Exploiting sophisticated representations for document retrieval

  • Authors:
  • Steven Finch

  • Affiliations:
  • University of Edinburgh

  • Venue:
  • ANLC '94 Proceedings of the fourth conference on Applied natural language processing
  • Year:
  • 1994

Quantified Score

Hi-index 0.00

Visualization

Abstract

The use of NLP techniques for document classification has not produced significant improvements in performance within the standard term weighting statistical assignment paradigm (Fagan 1987; Lewis, 1992bc; Buckley, 1993). This perplexing fact needs both an explanation and a solution if the power of recently developed NLP techniques are to be successfully applied in IR. A novel method for adding linguistic annotation to corpora is presented which involves using a statistical POS tagger in conjunction with unsupervised structure finding methods to derive notions of "noun group", "verb group", and so on which is inherently extensible to more sophisticated annotation, and does not require a pre-tagged corpus to fit. One of the distinguishing features of a more linguistically sophisticated representation of documents over a word set based representation of them is that linguistically sophisticated units are more frequently individually good predictors of document descriptors (keywords) than single words are.
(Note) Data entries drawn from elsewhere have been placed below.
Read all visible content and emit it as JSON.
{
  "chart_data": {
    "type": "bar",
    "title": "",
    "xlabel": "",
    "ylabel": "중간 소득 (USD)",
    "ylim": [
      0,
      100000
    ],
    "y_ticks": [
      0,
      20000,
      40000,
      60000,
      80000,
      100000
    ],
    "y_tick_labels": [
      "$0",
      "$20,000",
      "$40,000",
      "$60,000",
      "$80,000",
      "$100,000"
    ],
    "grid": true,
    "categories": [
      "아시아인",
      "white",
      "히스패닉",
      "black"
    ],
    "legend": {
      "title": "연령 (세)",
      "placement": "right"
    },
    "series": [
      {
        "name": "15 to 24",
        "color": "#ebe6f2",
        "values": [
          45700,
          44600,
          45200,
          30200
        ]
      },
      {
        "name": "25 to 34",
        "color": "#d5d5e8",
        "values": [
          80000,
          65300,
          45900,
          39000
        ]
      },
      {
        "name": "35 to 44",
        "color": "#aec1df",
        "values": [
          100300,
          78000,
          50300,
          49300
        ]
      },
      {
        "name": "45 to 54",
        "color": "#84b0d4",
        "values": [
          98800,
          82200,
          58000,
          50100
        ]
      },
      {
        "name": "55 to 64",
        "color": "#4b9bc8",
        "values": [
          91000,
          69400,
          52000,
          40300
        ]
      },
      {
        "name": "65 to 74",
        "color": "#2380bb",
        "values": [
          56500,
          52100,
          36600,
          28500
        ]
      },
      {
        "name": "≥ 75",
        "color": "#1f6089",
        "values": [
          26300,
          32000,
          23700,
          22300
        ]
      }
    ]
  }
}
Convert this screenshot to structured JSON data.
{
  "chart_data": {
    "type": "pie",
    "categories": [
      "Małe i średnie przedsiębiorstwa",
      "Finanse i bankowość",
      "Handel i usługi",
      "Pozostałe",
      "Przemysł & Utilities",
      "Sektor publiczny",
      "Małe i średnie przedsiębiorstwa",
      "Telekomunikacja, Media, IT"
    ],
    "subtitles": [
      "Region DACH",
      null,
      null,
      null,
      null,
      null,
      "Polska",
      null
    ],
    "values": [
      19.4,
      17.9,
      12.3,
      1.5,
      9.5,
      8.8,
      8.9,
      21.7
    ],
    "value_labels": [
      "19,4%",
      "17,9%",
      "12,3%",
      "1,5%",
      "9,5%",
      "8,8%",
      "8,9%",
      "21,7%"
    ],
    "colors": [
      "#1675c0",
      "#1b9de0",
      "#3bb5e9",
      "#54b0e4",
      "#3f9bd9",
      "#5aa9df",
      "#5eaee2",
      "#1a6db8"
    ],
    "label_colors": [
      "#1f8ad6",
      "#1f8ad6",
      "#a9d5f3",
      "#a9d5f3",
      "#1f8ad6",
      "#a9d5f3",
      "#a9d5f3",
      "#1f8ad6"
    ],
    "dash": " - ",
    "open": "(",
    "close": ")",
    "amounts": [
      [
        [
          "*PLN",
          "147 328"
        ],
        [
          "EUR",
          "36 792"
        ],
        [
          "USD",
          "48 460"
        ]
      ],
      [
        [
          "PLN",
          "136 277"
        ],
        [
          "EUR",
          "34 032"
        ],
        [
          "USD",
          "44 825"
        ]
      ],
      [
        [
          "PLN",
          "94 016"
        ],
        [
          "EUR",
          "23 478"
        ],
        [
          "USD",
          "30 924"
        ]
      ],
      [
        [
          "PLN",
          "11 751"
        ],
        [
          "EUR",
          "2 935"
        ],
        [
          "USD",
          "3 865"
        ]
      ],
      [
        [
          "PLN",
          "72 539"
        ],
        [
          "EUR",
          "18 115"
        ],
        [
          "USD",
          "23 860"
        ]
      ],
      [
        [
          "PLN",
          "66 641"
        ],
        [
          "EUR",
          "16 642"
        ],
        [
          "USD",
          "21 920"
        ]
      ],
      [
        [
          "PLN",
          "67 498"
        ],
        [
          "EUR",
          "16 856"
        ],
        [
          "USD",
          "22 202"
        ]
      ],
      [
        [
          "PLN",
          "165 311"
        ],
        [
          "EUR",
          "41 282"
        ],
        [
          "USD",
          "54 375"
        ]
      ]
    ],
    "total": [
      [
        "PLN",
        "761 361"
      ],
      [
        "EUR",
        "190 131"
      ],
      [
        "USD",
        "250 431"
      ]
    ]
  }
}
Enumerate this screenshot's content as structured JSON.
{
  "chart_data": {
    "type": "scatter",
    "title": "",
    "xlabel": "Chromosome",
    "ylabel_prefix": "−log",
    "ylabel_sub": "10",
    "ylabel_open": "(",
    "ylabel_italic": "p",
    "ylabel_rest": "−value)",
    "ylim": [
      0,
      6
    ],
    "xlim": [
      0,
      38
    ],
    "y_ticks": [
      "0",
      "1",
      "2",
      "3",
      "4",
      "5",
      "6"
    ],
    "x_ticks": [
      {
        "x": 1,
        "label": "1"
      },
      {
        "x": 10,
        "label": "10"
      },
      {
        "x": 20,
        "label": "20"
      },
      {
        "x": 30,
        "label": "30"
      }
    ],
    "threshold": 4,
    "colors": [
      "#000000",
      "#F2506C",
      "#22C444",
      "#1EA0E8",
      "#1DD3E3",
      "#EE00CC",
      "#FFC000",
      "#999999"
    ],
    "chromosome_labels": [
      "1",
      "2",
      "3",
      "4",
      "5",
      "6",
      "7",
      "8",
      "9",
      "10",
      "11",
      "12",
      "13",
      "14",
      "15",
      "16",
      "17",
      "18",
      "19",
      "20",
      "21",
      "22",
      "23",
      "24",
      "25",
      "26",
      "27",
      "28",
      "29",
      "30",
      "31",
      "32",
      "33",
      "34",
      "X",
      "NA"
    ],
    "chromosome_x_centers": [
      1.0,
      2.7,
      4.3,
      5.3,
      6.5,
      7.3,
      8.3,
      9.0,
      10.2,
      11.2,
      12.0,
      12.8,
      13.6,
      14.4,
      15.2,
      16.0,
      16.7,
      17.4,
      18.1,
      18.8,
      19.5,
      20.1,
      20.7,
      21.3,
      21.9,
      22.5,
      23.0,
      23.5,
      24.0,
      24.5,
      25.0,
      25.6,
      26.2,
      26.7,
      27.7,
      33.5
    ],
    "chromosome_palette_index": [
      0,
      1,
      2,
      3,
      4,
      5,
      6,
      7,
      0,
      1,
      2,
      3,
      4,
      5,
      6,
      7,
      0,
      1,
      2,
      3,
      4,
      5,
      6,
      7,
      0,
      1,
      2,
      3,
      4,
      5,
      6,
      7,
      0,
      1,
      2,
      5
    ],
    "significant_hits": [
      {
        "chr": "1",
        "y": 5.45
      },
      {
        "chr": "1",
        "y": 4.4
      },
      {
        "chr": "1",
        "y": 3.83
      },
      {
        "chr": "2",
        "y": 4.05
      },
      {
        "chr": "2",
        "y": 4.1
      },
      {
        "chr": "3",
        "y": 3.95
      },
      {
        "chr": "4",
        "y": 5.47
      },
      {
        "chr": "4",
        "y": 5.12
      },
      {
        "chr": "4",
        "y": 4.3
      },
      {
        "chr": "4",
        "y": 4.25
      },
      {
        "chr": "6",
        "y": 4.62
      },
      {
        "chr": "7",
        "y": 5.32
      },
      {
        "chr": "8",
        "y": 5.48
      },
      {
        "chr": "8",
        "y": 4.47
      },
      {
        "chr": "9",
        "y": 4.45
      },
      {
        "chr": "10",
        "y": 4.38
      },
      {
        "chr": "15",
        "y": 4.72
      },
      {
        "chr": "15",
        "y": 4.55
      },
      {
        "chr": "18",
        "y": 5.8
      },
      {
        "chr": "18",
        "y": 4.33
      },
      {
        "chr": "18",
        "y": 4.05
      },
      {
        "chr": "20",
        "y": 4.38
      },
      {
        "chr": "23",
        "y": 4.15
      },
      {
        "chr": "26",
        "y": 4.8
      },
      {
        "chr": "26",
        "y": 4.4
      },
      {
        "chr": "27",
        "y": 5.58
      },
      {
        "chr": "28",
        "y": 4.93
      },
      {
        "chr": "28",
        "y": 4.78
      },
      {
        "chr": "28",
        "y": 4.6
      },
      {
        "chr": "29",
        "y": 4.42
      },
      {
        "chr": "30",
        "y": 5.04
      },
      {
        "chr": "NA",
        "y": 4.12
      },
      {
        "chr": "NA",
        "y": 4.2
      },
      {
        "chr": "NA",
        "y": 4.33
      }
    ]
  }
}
This leads us to consider the assignment of descriptors from individual phrases rather than from the weighted sum of a word set representation. We investigate how sets of individually high-precision rules can result in a low precision when used together, and develop some theory about these probably-correct rules. We then proceed to repeat results which show that standard statistical models are not particularly suitable for exploiting linguistically sophisticated representations, and show that a statistically fitted rule-based model provides significantly improved performance for sophisticated representations. It therefore shows that statistical systems can exploit sophisticated representations of documents, and lends some support to the use of more linguistically sophisticated representations for document classification. This paper reports on work done for the LRE project SISTA, which is creating a PC based tool to be used in the technical abstracting industry.